The case stems from the NCAA’s decision in January to launch an investigation into the Tennessee football program over alleged recruiting violations. It centered on Nico Iamaleava, a five-star quarterback recruit coming out of high school, signing a deal with Tennessee’s primary NIL collective, Spyre Sports Group, reportedly worth $8 million.

Tennessee chancellor Donde Plowman addressed a biting letter to Baker last month, claiming the NCAA is not doing its part to establish clear rules for student-athletes, their families or universities.

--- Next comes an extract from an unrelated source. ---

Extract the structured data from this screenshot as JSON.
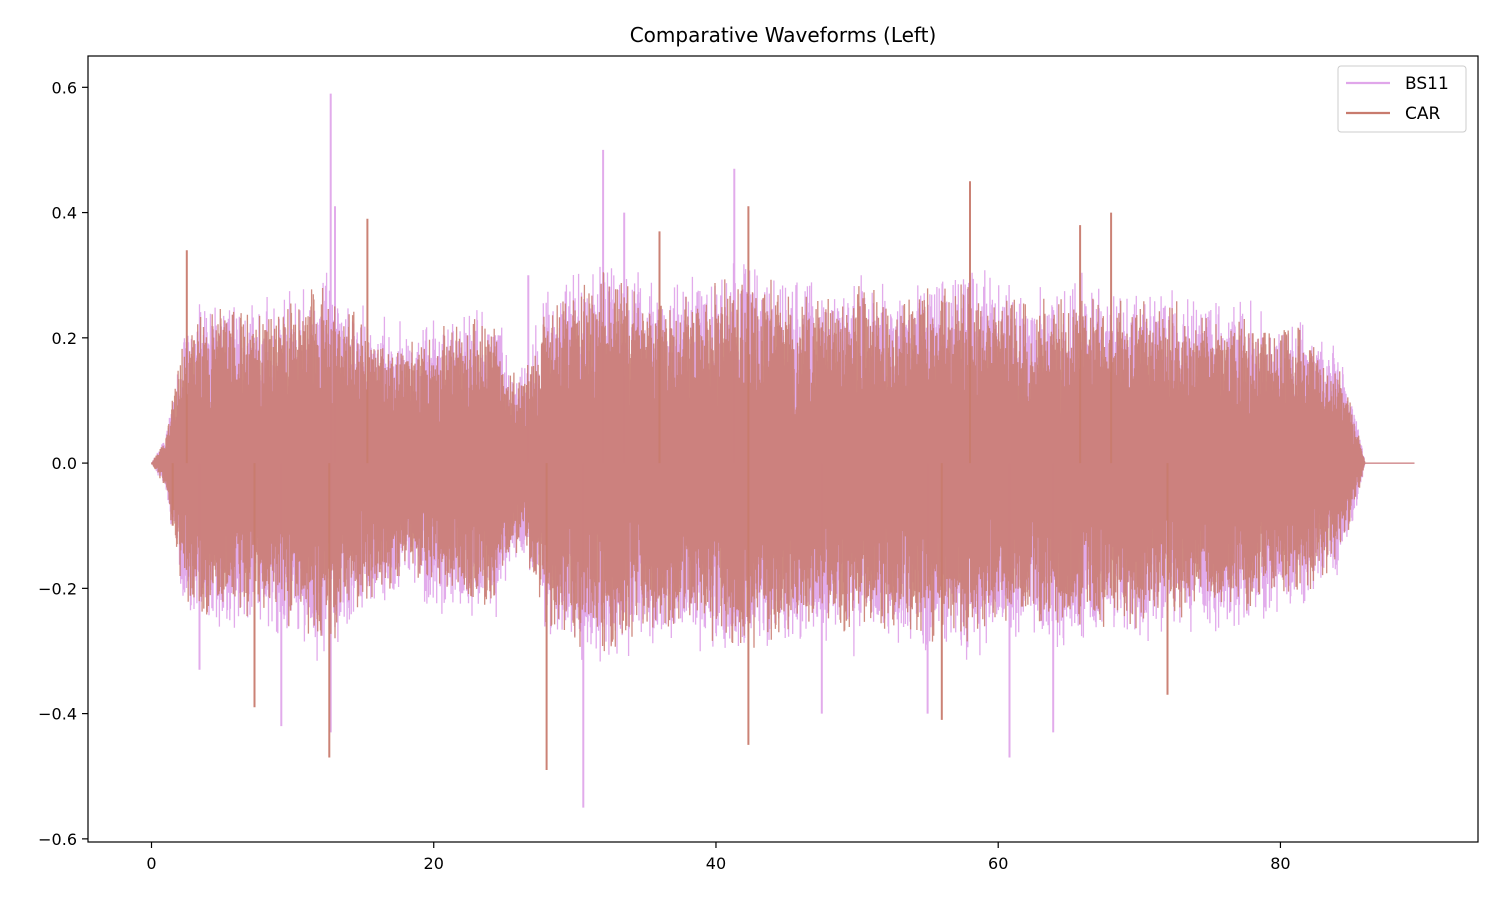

“Instead, two and a half years of vague and contradictory NCAA memos, emails and ‘guidance’ about name, image and likeness (NIL) has created extraordinary chaos that student-athletes and institutions are struggling to navigate. In short, the NCAA is failing,” Plowman wrote in part.

The AGs of Tennessee and Virginia filed their antitrust lawsuit against the NCAA the next day.

“Without the give and take of a free market, student-athletes simply have no knowledge of their true NIL value,” Corker wrote Friday. “It is this suppression of negotiating leverage and the consequential lack of knowledge that harms student-athletes.”

Tennessee attorney general Jonathan Skrmetti said in a statement to news outlets Friday that his state would continue pursuing its litigation “to ensure the NCAA’s monopoly cannot continue to harm Tennessee student-athletes.

“The NCAA is not above the law, and the law is on our side.”

NCAA student-athletes have been allowed to profit off their names, images and likenesses since the Supreme Court ruled in their favor in NCAA v. Alston in summer 2021.